Girl of Fire and Thorns by Rae Carson

The Girl of Fire and Thorns

2/5. Young adult fantasy about the sixteen-year-old princess married off to a neighboring kingdom, at least before her destiny catches up with her.

A solid meh. I try not to judge young adult too harshly because I'm very bad at knowing what is age appropriate and what isn't (and I frequently question the validity of the concept in the first place), so I try not to condemn a book for younger readers on the basis that it's boring as wallpaper. It might be that boring to me, but what do I know, to an eleven-year-old, this might be revelatory.

Unfortunately, if I had charge of an eleven-year-old, I wouldn't want her receiving these revelations. About a fat heroine with an eating disorder, whose fatness and disorder are treated as the same thing, and who – of course – becomes thin as part of her journey to power. I mean, I don't always have a good eye for fatphobia, as a congenitally skinny person, but come on.

However, the holy navel piercing is pretty funny. Like, for real. We know the heroine is chosen of the gods because they give her a special godly stone in her bellybutton. I could not make that up.
jadelennox: Senora Sabasa Garcia, by Goya (fatpol: world's ills)
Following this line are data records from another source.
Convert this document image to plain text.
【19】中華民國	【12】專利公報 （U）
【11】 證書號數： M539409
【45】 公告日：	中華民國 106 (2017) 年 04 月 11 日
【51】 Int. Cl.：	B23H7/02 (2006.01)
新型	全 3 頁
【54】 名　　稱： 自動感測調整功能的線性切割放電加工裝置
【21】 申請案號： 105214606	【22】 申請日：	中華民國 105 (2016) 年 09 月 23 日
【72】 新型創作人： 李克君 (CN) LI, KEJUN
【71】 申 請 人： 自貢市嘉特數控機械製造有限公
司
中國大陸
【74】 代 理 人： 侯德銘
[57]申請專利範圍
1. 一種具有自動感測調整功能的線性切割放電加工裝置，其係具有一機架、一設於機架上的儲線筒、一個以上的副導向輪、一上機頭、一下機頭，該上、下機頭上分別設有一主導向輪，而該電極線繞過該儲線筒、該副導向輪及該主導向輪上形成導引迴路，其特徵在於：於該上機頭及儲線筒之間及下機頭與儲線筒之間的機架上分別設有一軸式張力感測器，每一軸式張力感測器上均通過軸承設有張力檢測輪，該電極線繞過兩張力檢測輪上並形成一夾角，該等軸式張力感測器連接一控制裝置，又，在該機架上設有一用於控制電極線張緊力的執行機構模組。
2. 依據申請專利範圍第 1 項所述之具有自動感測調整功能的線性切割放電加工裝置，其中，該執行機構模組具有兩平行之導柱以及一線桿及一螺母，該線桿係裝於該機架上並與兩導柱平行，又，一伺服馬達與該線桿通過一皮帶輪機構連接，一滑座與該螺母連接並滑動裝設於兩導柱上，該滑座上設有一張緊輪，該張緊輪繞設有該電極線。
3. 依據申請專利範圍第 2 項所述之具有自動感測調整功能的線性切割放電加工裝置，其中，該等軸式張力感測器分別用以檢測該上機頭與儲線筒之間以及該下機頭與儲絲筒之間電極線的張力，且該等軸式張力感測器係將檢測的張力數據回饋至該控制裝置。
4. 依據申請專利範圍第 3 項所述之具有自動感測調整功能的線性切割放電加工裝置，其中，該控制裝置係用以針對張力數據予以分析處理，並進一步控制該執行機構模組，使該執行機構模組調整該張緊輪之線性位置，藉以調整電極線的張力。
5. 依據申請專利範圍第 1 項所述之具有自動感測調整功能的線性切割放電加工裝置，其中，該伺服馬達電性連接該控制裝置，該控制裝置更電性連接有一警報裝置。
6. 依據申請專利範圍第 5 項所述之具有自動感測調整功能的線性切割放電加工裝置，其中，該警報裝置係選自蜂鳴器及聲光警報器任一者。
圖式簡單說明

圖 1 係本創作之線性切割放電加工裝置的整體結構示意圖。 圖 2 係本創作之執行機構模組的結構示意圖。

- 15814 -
[personal profile] jadelennox 2015-08-10 04:21 pm (UTC)(link)
the later books are much better, but the document where I took notes on the fat politics of book 1 is 1575 words long. It made me so mad, because I loved a lot of the world, and yet the fatness representation punched me in the face.

The author has a blog post somewhere about she really understands that politics incredibly well because once she went up to a size 3, or something like that. And I try to make it a life choice not to judge any person who calls themselves fat (sincerely, not in the awful conversational way women are encouraged to say "oh, I am so fat and ugly!"), but putting this book in conversation with the blog post made me want to light the world on fire.


Spoilers Beneath:

I couldn't tell which was more aggravating: that it is clearly a representation of her character of character growth and moral development that she loses weight because she has been kidnapped and hauled across the desert for a month on a once-a-day diet of jerky and rat soup, or that her appearance in the moment comes when she vomits a lot and then experiences the radiance of god for the first time in her life.

Wow, I just reread through my Word document on this book and got angry all over again. And yet, despite all that, I did actually enjoy it. I liked the holy navel piercing.